I wasn't born until 21 years later and I don't recall really knowing much about it before the recent news of the case being reopened. However, I've been reading more and more about this horrible event ever since. Each day I want to know more about it because I'm intrigued at how someone could hate another because of skin color. I am from Philadelphia and have spent the last 8 years in TN. The only exposure I ever got of the Civil Rights movement, racsim in the South and Jim Crow laws were in history books. The South in those books seemed like a completely different country from centuries ago. Then I moved to TN in 1996 and I realized it sill is a completely different country, and mostly not for the better. I went to a friend's hometown one weekend and he showed me around town...where he went to school,where they would hunt, play, etc. It wasn't until I entered his alma mater did I realize how real and recent the Jim Crow laws were. I still see the segregation amongst whites and blacks. Sometimes self-imposed, sometimes imposed by society. I now live in Memphis and I constantly see this segregation. Its amazing. In TN, Memphis is regarded as the 'black city,' and most people outside the city don't think much of it. Its an interesting town where you can still see the effects of days gone by.
I am not black or white, but the event has captivated me. Its a disgusting event. And what is equally as disgusting is that the murderers and their peers felt this act was justifiable and that this same mentality still exists in the South, but is reserved for whispers and private meetings. I truly hope that anyone still alive who had ties to Till's murder is prosecuted as fully as possible. And if it doesn't happen here, I know they will be paying for it eternally when they are judged.
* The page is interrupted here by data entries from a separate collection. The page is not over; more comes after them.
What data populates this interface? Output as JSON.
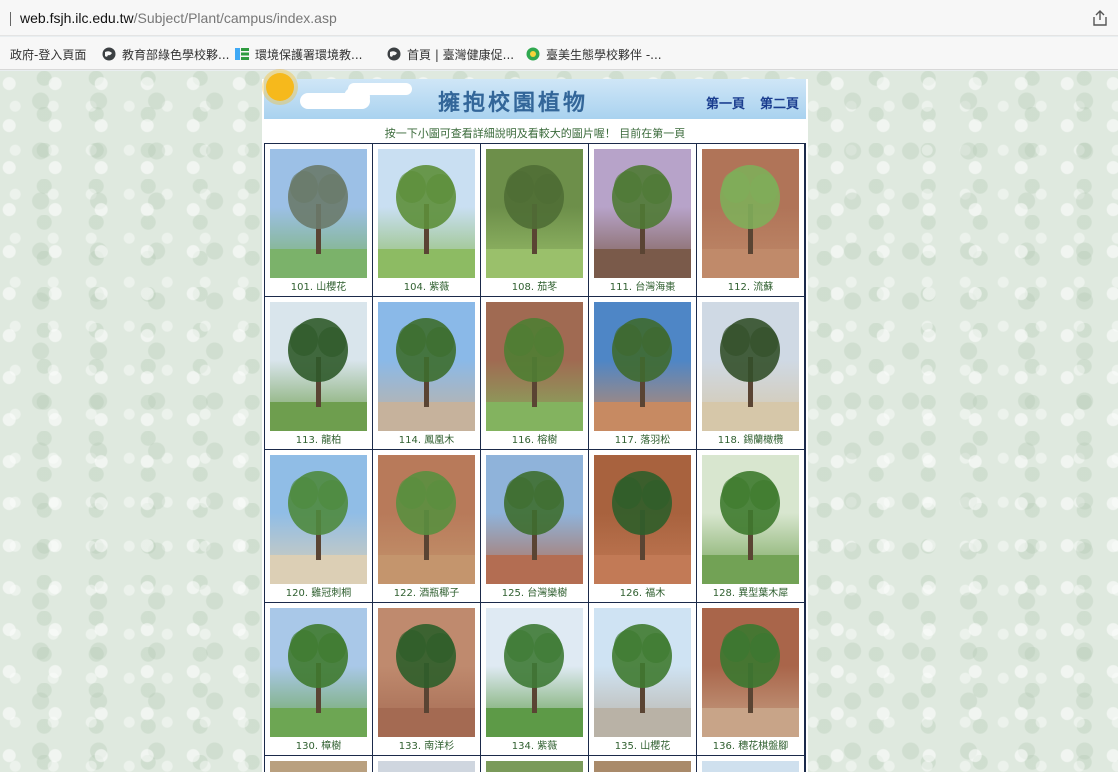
{
  "browser": {
    "url_domain": "web.fsjh.ilc.edu.tw",
    "url_path": "/Subject/Plant/campus/index.asp",
    "share_icon": "share-icon",
    "bookmarks": [
      {
        "label": "政府-登入頁面",
        "icon": "none"
      },
      {
        "label": "教育部綠色學校夥...",
        "icon": "globe-icon"
      },
      {
        "label": "環境保護署環境教...",
        "icon": "epa-logo-icon"
      },
      {
        "label": "首頁 | 臺灣健康促...",
        "icon": "globe-icon"
      },
      {
        "label": "臺美生態學校夥伴 -...",
        "icon": "green-circle-icon"
      }
    ]
  },
  "banner": {
    "title": "擁抱校園植物",
    "page1": "第一頁",
    "page2": "第二頁"
  },
  "instruction": "按一下小圖可查看詳細說明及看較大的圖片喔！ 目前在第一頁",
  "plants": [
    {
      "label": "101. 山櫻花"
    },
    {
      "label": "104. 紫薇"
    },
    {
      "label": "108. 茄苳"
    },
    {
      "label": "111. 台灣海棗"
    },
    {
      "label": "112. 流蘇"
    },
    {
      "label": "113. 龍柏"
    },
    {
      "label": "114. 鳳凰木"
    },
    {
      "label": "116. 榕樹"
    },
    {
      "label": "117. 落羽松"
    },
    {
      "label": "118. 錫蘭橄欖"
    },
    {
      "label": "120. 雞冠刺桐"
    },
    {
      "label": "122. 酒瓶椰子"
    },
    {
      "label": "125. 台灣欒樹"
    },
    {
      "label": "126. 福木"
    },
    {
      "label": "128. 異型葉木犀"
    },
    {
      "label": "130. 樟樹"
    },
    {
      "label": "133. 南洋杉"
    },
    {
      "label": "134. 紫薇"
    },
    {
      "label": "135. 山櫻花"
    },
    {
      "label": "136. 穗花棋盤腳"
    }
  ],
  "colors": {
    "caption": "#2f5f2f",
    "nav": "#1a3d8f",
    "title": "#336699",
    "grid_border": "#1b2a4a"
  }
}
By Blogger Julian, at 5:44 AM  

Julian

be aware that you live in a land of white supremacy. I'll give you an example; I bet in the city you live in you have the White Doughnut. The white doughnut is the suburbs are concentrated with whites, and the inner-city is concentrated with blacks. It is like that in every major city in the USA. Why is that? I know...
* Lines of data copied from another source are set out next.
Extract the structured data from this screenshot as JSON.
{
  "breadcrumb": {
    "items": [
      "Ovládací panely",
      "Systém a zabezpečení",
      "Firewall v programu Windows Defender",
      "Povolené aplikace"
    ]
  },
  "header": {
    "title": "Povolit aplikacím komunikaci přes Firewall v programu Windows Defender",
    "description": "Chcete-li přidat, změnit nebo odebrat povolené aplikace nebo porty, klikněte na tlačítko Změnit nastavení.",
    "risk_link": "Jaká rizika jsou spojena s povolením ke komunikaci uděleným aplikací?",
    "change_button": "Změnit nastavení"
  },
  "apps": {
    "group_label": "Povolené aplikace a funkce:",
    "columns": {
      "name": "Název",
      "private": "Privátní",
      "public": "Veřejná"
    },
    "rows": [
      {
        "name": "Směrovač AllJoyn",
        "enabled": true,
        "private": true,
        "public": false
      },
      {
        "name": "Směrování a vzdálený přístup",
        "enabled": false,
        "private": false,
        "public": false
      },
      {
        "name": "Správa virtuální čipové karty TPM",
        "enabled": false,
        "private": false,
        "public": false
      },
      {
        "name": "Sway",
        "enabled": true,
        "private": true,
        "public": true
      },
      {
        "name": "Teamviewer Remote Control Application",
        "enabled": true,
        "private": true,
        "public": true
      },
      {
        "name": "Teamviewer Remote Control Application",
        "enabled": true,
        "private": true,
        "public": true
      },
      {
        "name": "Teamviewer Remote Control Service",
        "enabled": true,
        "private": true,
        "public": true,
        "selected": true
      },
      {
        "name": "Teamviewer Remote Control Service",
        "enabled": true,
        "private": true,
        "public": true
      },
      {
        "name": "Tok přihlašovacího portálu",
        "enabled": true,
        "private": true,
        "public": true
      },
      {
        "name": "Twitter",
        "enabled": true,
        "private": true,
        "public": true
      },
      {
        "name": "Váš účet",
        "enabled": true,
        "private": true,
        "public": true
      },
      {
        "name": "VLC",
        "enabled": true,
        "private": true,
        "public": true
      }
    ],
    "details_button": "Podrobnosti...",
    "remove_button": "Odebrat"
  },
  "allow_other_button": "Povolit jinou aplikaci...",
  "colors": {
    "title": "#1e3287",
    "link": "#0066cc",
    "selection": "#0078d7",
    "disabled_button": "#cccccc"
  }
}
You have a very useful tool at your hands (the internet) and there is a world of information out there for you to see. The important thing to remember is that the information on your local news is very tainted and biased. Emmitt Till could be your "blue pill". Blue pill in reference to the movie The Matrix. I suggest you read and come up with your own opinions. Have you ever wondered if Jesus ever REALLY exsisted? Where did the word God come from? Why did I not learn that much about Slavery in history dispite having a 600 year run? Is Bush working for my best interests? The list goes on. Im happy to be a liberated 36yo white man. Sometimes the information is too much, but I need to know. As you learn, turn other people on.


Jeff

By Anonymous Jeff, at 10:27 PM  

I am from the heart of Kentucky and only recently stumbled upon the Emmet Till case as anassignment by my college Professor. Of course I am horrified by the events that took place in the past and I am rendered speechless as the justice system declined to work fairly in years past for the Till case. I was pleased to learn that there was finely some justice given that has long since been due.
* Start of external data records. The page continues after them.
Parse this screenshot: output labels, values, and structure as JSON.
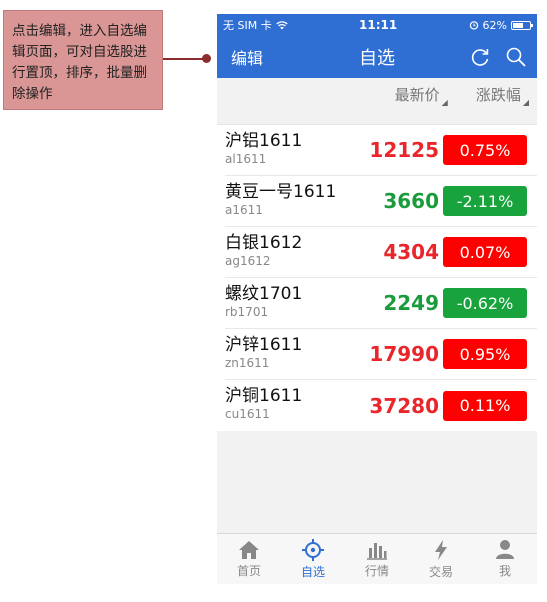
{
  "callout": {
    "text": "点击编辑，进入自选编辑页面，可对自选股进行置顶，排序，批量删除操作"
  },
  "status_bar": {
    "carrier": "无 SIM 卡",
    "time": "11:11",
    "battery": "62%",
    "battery_level": 0.62
  },
  "nav": {
    "edit_label": "编辑",
    "title": "自选",
    "refresh_icon": "refresh-icon",
    "search_icon": "search-icon"
  },
  "columns": {
    "latest_price": "最新价",
    "change_pct": "涨跌幅"
  },
  "colors": {
    "brand": "#2f6fd3",
    "up": "#e8262b",
    "down": "#1a9c3c",
    "up_badge": "#ff0000",
    "down_badge": "#18a33c"
  },
  "rows": [
    {
      "name": "沪铝1611",
      "code": "al1611",
      "price": "12125",
      "change": "0.75%",
      "direction": "up"
    },
    {
      "name": "黄豆一号1611",
      "code": "a1611",
      "price": "3660",
      "change": "-2.11%",
      "direction": "down"
    },
    {
      "name": "白银1612",
      "code": "ag1612",
      "price": "4304",
      "change": "0.07%",
      "direction": "up"
    },
    {
      "name": "螺纹1701",
      "code": "rb1701",
      "price": "2249",
      "change": "-0.62%",
      "direction": "down"
    },
    {
      "name": "沪锌1611",
      "code": "zn1611",
      "price": "17990",
      "change": "0.95%",
      "direction": "up"
    },
    {
      "name": "沪铜1611",
      "code": "cu1611",
      "price": "37280",
      "change": "0.11%",
      "direction": "up"
    }
  ],
  "tabs": [
    {
      "label": "首页",
      "icon": "home-icon",
      "active": false
    },
    {
      "label": "自选",
      "icon": "crosshair-icon",
      "active": true
    },
    {
      "label": "行情",
      "icon": "bar-chart-icon",
      "active": false
    },
    {
      "label": "交易",
      "icon": "lightning-icon",
      "active": false
    },
    {
      "label": "我",
      "icon": "person-icon",
      "active": false
    }
  ]
}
However, I do believe that was happened is in the past. And from the Till case along with many others, we have learned from dreadful mistakes and have since enacted laws in an effort to better preserve the rights of all citizens of the United States, regardless of skin color. And I do believe that the only real racial problem that exists today is a result of people who chose to cling to closely to the past. Racism only exists if one desires it's existence. Who said that "blacks" have to live in the inner city while the "whites" live in the suburbs. As far as I am concerned everyone is in charge of their own fate, and only hard work and determination will get any one person where they want to be in life.

I definately feel that the justice given was well deserved, however, I do not feel that it is necessary to dwell on this unfortunate murder.